Колонка · Общество

Постпост

Я б написал, что он хороший, а оказалось — он живой!

Дмитрий Быков , обозреватель
Петр Саруханов / «Новая газета». Перейти на сайт художника
Распространился слух, что умер Драгунский. Мертвый он стал мгновенно и так горестно, так мраморно прекрасен, так глубоко значителен, человечески привлекателен, так слезно нужен, что теперь его живое, вульгарное, источающее шумную, неопрятную жизнь существо просто непереносимо. Живой Драгунский в подметки не годится Драгунскому — покойнику.
Юрий Нагибин, дневник
В отличье от друзей отдельных, в моих изданиях родных, я публикуюсь в понедельник, пишу во время выходных — и не веду при этом блога (стихи и проза — вот мой блог). И потому я некролога писать о Бабченко не мог. Вообще как только кто-то помер, улегся в смертную кровать, писать об этом срочно в номер — не лучший способ горевать. Случилось дивное спасенье, похерив скорбные труды, и мы дождались воскресенья прекрасным вечером среды. Какая чудная судьба, блин! Холодным вечером, в гостях, я промолчал — и был избавлен от полоскания в Сетях. И как бы мне с такою ношей таскаться летнею Москвой? Я б написал, что он хороший, а оказалось — он живой!
В душе, конечно, мы пираньи.
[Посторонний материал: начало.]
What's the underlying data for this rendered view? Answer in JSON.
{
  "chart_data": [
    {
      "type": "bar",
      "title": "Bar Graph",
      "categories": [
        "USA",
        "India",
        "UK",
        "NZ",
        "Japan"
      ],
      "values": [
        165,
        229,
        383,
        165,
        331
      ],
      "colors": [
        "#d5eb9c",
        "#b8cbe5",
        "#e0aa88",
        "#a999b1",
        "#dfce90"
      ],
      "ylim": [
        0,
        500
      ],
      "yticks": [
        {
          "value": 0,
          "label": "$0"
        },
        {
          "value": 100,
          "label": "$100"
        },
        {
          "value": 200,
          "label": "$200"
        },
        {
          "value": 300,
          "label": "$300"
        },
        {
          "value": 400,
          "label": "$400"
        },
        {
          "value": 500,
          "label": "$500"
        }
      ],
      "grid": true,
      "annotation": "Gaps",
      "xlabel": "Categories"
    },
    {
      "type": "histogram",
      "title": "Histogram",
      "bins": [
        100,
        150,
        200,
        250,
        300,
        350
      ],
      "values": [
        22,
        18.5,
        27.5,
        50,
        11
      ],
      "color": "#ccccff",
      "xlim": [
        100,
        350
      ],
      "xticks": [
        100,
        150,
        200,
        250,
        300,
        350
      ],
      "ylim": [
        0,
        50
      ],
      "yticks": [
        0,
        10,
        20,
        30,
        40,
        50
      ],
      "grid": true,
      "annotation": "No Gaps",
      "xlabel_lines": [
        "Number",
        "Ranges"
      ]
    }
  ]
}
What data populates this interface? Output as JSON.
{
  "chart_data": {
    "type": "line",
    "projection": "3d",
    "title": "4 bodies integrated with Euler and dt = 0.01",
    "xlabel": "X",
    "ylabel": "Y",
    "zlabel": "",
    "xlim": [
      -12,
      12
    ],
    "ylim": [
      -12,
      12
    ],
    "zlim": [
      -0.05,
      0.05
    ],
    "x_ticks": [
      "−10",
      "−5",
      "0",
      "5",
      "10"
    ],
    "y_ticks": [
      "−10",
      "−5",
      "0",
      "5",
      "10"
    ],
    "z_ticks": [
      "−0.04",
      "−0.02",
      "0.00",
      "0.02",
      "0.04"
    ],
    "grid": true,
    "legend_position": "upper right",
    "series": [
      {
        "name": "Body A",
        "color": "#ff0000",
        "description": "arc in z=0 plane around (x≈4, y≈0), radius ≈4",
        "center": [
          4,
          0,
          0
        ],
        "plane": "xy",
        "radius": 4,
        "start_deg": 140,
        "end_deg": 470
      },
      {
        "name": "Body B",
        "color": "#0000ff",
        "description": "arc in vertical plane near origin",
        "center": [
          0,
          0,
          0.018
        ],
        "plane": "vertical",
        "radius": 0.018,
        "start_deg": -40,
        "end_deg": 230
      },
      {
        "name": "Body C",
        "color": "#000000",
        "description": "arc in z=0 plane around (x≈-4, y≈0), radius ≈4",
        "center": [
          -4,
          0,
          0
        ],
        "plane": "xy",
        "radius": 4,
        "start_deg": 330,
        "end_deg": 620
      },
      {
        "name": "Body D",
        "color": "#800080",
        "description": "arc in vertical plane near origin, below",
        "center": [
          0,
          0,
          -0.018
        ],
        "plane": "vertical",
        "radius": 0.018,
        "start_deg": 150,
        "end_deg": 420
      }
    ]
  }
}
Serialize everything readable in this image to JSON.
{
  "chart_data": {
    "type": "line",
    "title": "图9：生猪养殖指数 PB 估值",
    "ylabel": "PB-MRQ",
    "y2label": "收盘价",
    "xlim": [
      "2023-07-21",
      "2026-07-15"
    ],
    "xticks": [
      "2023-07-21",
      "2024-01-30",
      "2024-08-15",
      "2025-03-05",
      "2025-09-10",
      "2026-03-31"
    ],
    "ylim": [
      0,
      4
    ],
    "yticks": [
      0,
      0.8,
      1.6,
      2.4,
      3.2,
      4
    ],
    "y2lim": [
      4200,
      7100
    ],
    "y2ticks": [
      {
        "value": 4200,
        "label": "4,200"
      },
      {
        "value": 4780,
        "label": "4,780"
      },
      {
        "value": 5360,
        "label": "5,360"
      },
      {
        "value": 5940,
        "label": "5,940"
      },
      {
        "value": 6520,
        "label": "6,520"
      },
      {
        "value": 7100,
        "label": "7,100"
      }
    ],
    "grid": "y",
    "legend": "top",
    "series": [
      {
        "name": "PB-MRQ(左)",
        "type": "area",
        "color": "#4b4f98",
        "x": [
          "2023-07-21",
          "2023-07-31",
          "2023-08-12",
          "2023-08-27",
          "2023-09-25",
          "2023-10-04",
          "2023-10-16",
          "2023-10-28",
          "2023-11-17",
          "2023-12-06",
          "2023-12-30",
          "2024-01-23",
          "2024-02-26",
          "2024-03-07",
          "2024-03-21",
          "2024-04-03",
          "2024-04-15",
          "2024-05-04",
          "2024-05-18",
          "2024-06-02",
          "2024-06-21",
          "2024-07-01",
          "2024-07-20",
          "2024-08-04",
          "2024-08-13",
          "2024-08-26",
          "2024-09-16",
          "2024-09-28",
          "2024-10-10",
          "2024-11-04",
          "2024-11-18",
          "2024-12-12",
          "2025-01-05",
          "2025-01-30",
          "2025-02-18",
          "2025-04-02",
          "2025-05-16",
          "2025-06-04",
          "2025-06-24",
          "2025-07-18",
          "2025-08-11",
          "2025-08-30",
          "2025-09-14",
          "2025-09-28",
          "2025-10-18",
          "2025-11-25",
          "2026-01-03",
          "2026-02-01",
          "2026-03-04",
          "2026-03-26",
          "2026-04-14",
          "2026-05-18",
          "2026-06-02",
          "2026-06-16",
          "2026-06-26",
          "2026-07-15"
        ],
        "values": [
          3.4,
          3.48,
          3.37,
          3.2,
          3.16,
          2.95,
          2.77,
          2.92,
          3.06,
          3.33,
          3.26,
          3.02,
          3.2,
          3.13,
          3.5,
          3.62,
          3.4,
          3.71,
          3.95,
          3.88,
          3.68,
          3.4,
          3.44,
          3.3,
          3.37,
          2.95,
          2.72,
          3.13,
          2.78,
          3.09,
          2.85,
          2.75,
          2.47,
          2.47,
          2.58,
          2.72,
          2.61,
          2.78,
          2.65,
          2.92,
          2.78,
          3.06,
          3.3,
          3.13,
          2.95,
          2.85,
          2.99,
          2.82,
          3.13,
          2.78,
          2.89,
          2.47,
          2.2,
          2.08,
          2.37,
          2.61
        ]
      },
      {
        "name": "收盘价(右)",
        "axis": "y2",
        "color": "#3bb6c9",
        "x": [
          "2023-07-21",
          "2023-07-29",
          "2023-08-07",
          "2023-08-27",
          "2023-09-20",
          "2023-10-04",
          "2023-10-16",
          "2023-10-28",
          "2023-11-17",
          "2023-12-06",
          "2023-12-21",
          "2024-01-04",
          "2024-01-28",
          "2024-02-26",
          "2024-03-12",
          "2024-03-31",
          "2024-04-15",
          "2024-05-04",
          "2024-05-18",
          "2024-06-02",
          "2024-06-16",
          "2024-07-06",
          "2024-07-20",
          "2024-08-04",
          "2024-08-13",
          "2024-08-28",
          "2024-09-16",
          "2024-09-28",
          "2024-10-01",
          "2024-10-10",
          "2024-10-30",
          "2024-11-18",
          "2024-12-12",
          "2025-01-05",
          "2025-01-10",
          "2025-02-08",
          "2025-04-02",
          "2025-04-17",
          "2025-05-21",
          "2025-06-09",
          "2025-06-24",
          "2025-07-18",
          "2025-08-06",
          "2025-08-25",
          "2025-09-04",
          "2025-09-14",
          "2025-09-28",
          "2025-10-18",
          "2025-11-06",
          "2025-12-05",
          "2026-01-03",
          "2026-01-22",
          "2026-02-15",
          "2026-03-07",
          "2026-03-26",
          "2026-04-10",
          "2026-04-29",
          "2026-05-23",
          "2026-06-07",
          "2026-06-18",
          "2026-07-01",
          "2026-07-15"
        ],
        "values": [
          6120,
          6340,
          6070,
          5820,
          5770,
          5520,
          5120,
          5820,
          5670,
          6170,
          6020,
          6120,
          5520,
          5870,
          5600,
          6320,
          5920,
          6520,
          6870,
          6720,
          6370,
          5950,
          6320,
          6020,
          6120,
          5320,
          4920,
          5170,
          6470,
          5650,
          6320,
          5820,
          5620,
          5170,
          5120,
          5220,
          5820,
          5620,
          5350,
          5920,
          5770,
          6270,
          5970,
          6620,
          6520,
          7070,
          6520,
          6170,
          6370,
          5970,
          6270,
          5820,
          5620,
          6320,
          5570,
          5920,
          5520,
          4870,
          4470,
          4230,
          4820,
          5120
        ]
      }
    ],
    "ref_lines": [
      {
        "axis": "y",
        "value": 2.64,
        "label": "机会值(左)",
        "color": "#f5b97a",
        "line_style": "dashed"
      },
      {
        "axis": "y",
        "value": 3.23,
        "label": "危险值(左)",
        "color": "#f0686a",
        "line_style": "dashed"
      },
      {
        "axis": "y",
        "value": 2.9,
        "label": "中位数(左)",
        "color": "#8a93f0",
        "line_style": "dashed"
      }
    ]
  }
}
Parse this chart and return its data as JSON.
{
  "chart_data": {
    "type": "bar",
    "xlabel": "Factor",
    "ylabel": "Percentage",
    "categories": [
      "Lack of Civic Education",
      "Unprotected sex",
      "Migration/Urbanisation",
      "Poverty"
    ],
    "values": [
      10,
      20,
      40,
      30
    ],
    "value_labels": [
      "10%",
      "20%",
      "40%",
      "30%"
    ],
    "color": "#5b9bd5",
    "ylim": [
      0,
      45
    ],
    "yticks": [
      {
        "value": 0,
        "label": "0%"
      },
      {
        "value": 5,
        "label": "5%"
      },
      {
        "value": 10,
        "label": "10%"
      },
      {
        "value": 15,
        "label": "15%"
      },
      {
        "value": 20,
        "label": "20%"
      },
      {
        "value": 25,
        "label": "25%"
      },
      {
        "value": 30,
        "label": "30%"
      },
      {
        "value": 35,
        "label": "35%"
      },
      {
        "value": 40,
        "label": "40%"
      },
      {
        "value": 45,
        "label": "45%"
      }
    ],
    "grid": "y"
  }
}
Уже свирепствует в Сети такое разочарованье, что просто Господи прости, и объясняют — вот расплата — иные грешные уста спецоперацией Пилата факт воскресения Христа. Не знаю, кто еще не цыкнул на порошенковскую власть, не обозвал базарным цирком, не посоветовал упасть, и Кох одернул их сурово, и европейская печать… но как-то мне охота снова на эту тему промолчать. Уже и масса, и элита в сознанье этом заодно: сегодня пишешь — дно пробито, а завтра выйдет, что не дно. Сегодня зрители едины (и с ними я уже един), что оправданья Украины звучат смешней, чем мистер Бин; визжит когорта негодяев, освоив неприличный жест, про тридцать восемь попугаев и сорок семь сакральных жертв… О травля, о собачьи свадьбы! И не поймет иной простак, что дней бы пару промолчать бы — и все окажется не так. Вот мы хихикаем, а хрен нам! Случится новый поворот — и вдруг окажется, что Герман агент кремлевских поваров, и аргументами придавят, и всех ославят по делам, и сеть шпионскую предъявят как раз под самый мундиаль…
От журналистского азарта свободен мой смиренный нрав: а вдруг окажется назавтра, что прокурор Луценко прав? Признаем главную потерю, урон критичному уму: нет ничего, во что не верю, причем не верю ничему. Любой из нас — агент разведок, заложник подковерных драк; сегодня так, а завтра эдак, а послезавтра снова так… Нет веры в мужество Сенцова и в незамаранность Немцова, не только веса нет у слова (при слове «слово» я зевнул), не только ничего святого, но на панели Вельзевул. Нет аргумента выше травли. Пришла эпоха общей травмы — эпоха черных лебедей, гибридных войн, гибридной правды, вождей, …, «Дождей», Дудей… Засада спереди и сзади; ни репутаций, ни защит, и если кто не хочет в … — пускай действительно молчит. Газет и так уже немного, и тем мерещится финал…
Но, кстати, жанра некролога пока никто не отменял. Вот так подставишься в печали, отделишь зерна от плевел — а оказалось, откачали, а может быть, и не болел. Я не хотел бы шуткой сальной кого-то смазать по лицу — ищу шаблон универсальный для приношенья мертвецу. Ведь я и сам когда-то сдохну, и что вам мучиться тогда, мешая киноварь и охру, слова презренья и стыда? Уже и Господу обрыдло-с: привыкли ничего не сметь, и правит бал одна гибридность — не окончательна и смерть. Ведь это даже неприлично — взахлеб наплакавшись сперва, дезавуировать публично все эти добрые слова. У нас пристрастие к могилам — увы, при жизни мы не мед: покойник был ужасно милым, но лишь тогда, когда был мертв. При жизни из-за всяких всячин все на него имели зуб; он слишком был неоднозначен. (Кто однозначен? Только труп). Неоднозначен и Аркадий в неровном авторском строю, его ругают много дядей, но жанр он создал, зуб даю. Его пример — другим наука: о каждой личности второй писать, что если жив, то сука, а если умер, то герой.